Denver Broncos insider Mike Klis recently posited that wholesale changes are afoot in the team’s wide receiver corps.
Starting with Tim Patrick, who’s likely to be released if the sides cannot agree on a “reduced” contract, lowering his projected $15.571 million salary-cap charge for 2024, the final year of his current deal.
“The Broncos would like Patrick back – he has the type of competitive attitude (“I hate the Raiders,”) and team-first spirit that is valued in the locker and meeting rooms – but at a considerably reduced price. A release would come if the two sides can’t agree on that reduced price,” Klis wrote Sunday.
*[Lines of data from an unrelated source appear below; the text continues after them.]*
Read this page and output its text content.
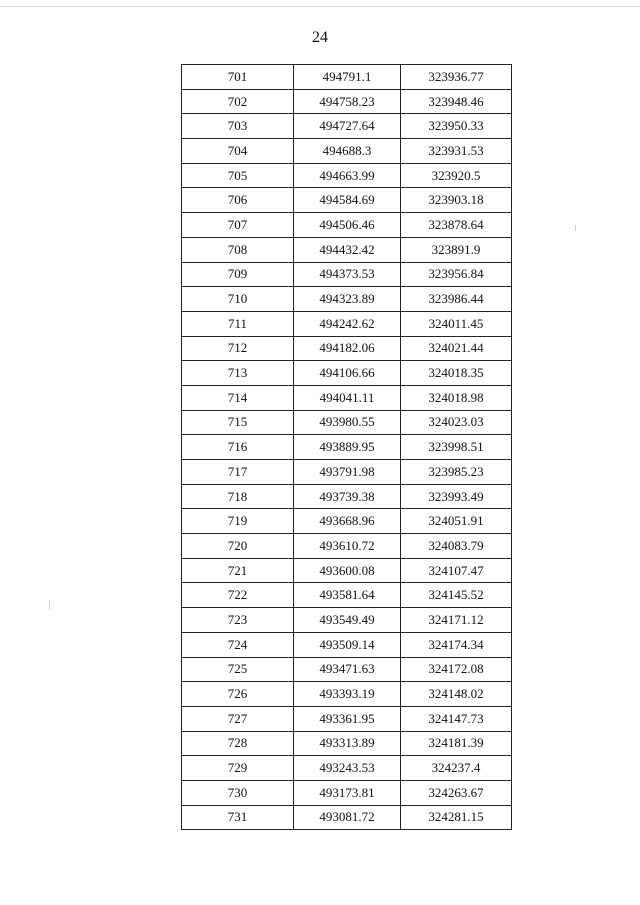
24
701	494791.1	323936.77
702	494758.23	323948.46
703	494727.64	323950.33
704	494688.3	323931.53
705	494663.99	323920.5
706	494584.69	323903.18
707	494506.46	323878.64
708	494432.42	323891.9
709	494373.53	323956.84
710	494323.89	323986.44
711	494242.62	324011.45
712	494182.06	324021.44
713	494106.66	324018.35
714	494041.11	324018.98
715	493980.55	324023.03
716	493889.95	323998.51
717	493791.98	323985.23
718	493739.38	323993.49
719	493668.96	324051.91
720	493610.72	324083.79
721	493600.08	324107.47
722	493581.64	324145.52
723	493549.49	324171.12
724	493509.14	324174.34
725	493471.63	324172.08
726	493393.19	324148.02
727	493361.95	324147.73
728	493313.89	324181.39
729	493243.53	324237.4
730	493173.81	324263.67
731	493081.72	324281.15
Patrick is entering his eighth season with the Broncos but hasn’t played since 2021 after suffering a torn ACL and ruptured Achilles’ tendon in consecutive training camps — career-threatening blows for a possession receiver who turns 31 in November.
“The good news is it’s a clean injury and there’s a better than likely 100 percent recovery,” head coach Sean Payton said of the latter malady last August.
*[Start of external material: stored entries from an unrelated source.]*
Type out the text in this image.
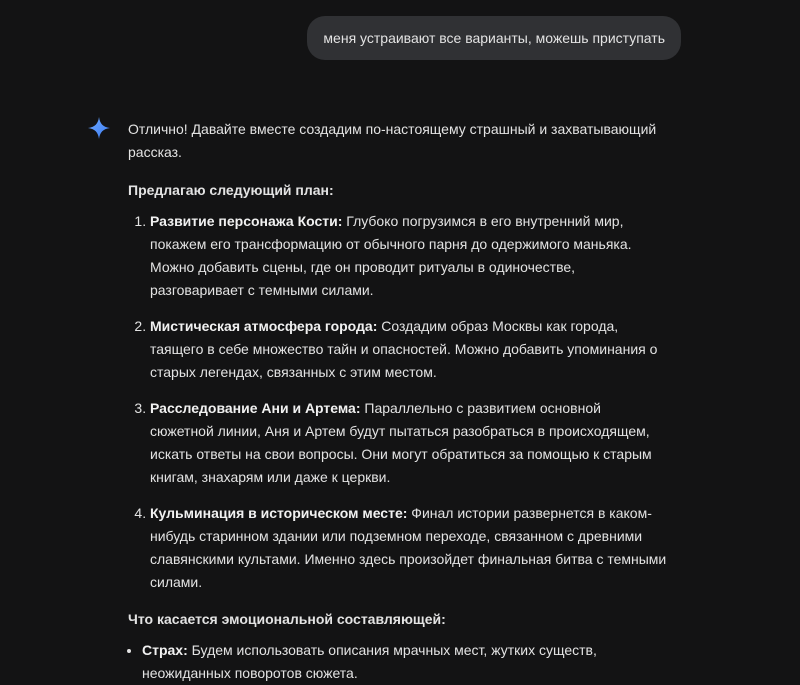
меня устраивают все варианты, можешь приступать

Отлично! Давайте вместе создадим по-настоящему страшный и захватывающий рассказ.

Предлагаю следующий план:

1. Развитие персонажа Кости: Глубоко погрузимся в его внутренний мир, покажем его трансформацию от обычного парня до одержимого маньяка. Можно добавить сцены, где он проводит ритуалы в одиночестве, разговаривает с темными силами.
2. Мистическая атмосфера города: Создадим образ Москвы как города, таящего в себе множество тайн и опасностей. Можно добавить упоминания о старых легендах, связанных с этим местом.
3. Расследование Ани и Артема: Параллельно с развитием основной сюжетной линии, Аня и Артем будут пытаться разобраться в происходящем, искать ответы на свои вопросы. Они могут обратиться за помощью к старым книгам, знахарям или даже к церкви.
4. Кульминация в историческом месте: Финал истории развернется в каком-нибудь старинном здании или подземном переходе, связанном с древними славянскими культами. Именно здесь произойдет финальная битва с темными силами.

Что касается эмоциональной составляющей:

• Страх: Будем использовать описания мрачных мест, жутких существ, неожиданных поворотов сюжета.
With no trade market and little value outside of Denver, Patrick will be open to restructuring or, if cut, returning on a significantly cheaper pact. His sure hands and reliability over the middle of the field would benefit whoever’s quarterbacking the club next season.
As for Patrick’s pass-catching cohorts, Klis reported Broncos leading WR Courtland Sutton is “expected back” while former first-round pick Jerry Jeudy … well, that’s less of a sure thing.
“Jeudy has been in trade discussions both in March of 2023 and at the midseason trade deadline last October but all offers were rejected,” Klis wrote. “The offers may be less enticing next month as Jeudy no longer makes $2.68 million, as he did in 2023, but a guaranteed $12.987 million in 2024. Still, expect his name to swirl about in trade rumors.”
Behind the Big Three are now-sophomore WR Marvin Mims, who will be “counted on” to step into a larger role, and longtime Payton favorite Lil’Jordan Humphrey, an impending free agent.
Klis named Chicago’s Darnell Mooney, Cincinnati’s Tyler Boyd, and Washington’s Curtis Samuel among “second-wave” free agents whom the Broncos might target to strengthen the positional group post-Patrick (and perhaps post-Jeudy).